Et si le couple était un prête-nom ? …
Mais il y a aussi l’hypothèse que Rony Célestin et son épouse, cette dernière planquée au consulat haïtien de Montréal, alors que l’époux ‘brasse’ comme on dit les affaires sur le terrain, dans la pauvre Haïti, de plus en plus ruinée, aujourd’hui encore plus en loque que jamais auparavant … que le couple soit un prête-nom ?
Car personne qui prenne au sérieux l’annonce du directeur général de l’ULCC qu’il ouvre une enquête concernant les ‘allégations’ soulevées dans la presse canadienne contre un sénateur toujours en fonction …
Car cela remettrait en question un système qui a été mis en place par ses propres patrons. Cela reviendrait à couper la branche sur laquelle on est assis.
Car si l’affaire Rony Célestin ne fait pas encore plus scandale en Haïti même, c’est parce que tous savent qu’il existe un réseau de transferts de dizaines voire centaines de millions à marches forcées d’Haïti vers l’extérieur, et que le dit réseau n’avait jamais autant fonctionné qu’en ce moment même où nous vous parlons.
Que peut-on faire ?
Allez savoir.
On dit qu’il s’en évade probablement autant vers notre voisine territoriale la République dominicaine (dont le nouveau président s’amuse à nous faire périodiquement la leçon …).
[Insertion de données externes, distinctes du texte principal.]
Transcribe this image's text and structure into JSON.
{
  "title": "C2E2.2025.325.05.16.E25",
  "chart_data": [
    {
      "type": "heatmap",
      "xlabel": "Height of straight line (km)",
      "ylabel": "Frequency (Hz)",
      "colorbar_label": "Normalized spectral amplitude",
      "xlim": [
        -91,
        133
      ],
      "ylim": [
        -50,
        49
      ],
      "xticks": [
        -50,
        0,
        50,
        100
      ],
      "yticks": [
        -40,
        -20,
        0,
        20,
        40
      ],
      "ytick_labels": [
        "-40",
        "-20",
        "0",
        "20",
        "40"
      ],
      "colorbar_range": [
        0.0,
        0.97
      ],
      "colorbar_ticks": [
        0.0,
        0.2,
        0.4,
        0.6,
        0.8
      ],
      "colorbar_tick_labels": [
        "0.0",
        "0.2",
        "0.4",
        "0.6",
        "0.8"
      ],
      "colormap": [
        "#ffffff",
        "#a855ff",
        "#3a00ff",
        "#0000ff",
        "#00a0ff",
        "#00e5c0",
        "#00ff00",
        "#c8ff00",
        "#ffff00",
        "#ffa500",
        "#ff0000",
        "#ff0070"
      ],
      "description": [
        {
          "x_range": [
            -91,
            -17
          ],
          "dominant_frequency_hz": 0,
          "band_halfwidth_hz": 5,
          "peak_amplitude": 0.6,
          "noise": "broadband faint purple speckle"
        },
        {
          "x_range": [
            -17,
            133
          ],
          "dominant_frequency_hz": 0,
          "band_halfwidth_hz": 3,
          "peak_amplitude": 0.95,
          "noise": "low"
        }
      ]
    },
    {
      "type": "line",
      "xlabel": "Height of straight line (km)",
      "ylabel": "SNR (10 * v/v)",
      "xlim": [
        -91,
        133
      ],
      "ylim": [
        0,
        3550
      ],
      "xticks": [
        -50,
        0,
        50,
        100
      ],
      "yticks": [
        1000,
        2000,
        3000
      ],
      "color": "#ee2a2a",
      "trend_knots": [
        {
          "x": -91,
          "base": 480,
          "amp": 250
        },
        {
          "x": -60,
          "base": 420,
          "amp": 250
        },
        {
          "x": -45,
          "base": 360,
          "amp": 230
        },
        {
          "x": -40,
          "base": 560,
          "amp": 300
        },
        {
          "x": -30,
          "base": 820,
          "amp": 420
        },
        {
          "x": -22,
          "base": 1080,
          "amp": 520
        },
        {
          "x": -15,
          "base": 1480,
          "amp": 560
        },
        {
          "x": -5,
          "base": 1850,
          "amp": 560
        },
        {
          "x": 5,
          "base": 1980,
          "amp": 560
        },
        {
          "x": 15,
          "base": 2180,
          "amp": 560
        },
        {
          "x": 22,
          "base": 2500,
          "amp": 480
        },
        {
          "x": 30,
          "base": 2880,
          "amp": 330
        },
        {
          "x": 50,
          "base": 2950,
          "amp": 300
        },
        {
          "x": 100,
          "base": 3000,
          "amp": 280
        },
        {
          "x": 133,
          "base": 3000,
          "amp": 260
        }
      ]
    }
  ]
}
Après déjà le scandale des millions du fonds Petocaribe, de l’aide vénézuélienne à notre pays, disparus aux mains d’un certain sénateur de l’ex-parti au pouvoir à Santo-Domingo.
Mais pas un mot de lui dans le programme de lutte contre la corruption entreprise par le président Luis Abinader.

Hypocrisie des ‘pays amis’ ?
Mais le Canada ?
Le Canada du Premier ministre Justin Trudeau qui se plait à se présenter comme l’un des chefs d’Etat les plus libéraux et même progressistes de notre continent ?
Hypocrisie des ‘pays amis’ ?
Mais comme dit le créole : ‘enbesil ki bay, sòt ki pa pran.’
Y aura-t-il moyen après la disparition de l’actuel régime de Port-au-Prince de récupérer une partie de la fortune nationale d’Haïti dilapidée ainsi aux quatre coins du monde capitaliste ?
Des conventions internationales existent à ce sujet.
Cela nous ramène à la ‘fortune des Duvalier’ en Suisse. Dossier classé sans suite, ‘epi epi anyen’, puis plus rien.
Pourra-t-on récupérer les fonds qui au moins auront été localisés ; il faut remercier le journal québécois La Presse et espérer que nos confrères de partout (Etats-Unis, France, Union européenne, Amérique latine et pourquoi pas aussi chez notre voisine la République dominicaine …) sauront continuer dans la même voie, celle de nous aider à repérer l’usage qui a été fait des maigres ressources d’un pays aussi malheureux aujourd’hui, le plus pauvre de l’hémisphère occidental …
Mais faut-il d’abord qu’Haïti sache se préparer en conséquence ?
C’est-à-dire techniquement.
Oui.
Mais d’abord moralement.
Personne qui n’ait remarqué cette sortie par un proche collaborateur de l’actuel locataire du palais national vis-à-vis de l’international : ‘Nous ne permettrons pas qu’on se mêle des affaires internes de notre pays. Haïti est un pays indépendant.’
Ou en créole : ‘etranje pa mele’.
Autrement dit, c’est un signe avant-coureur.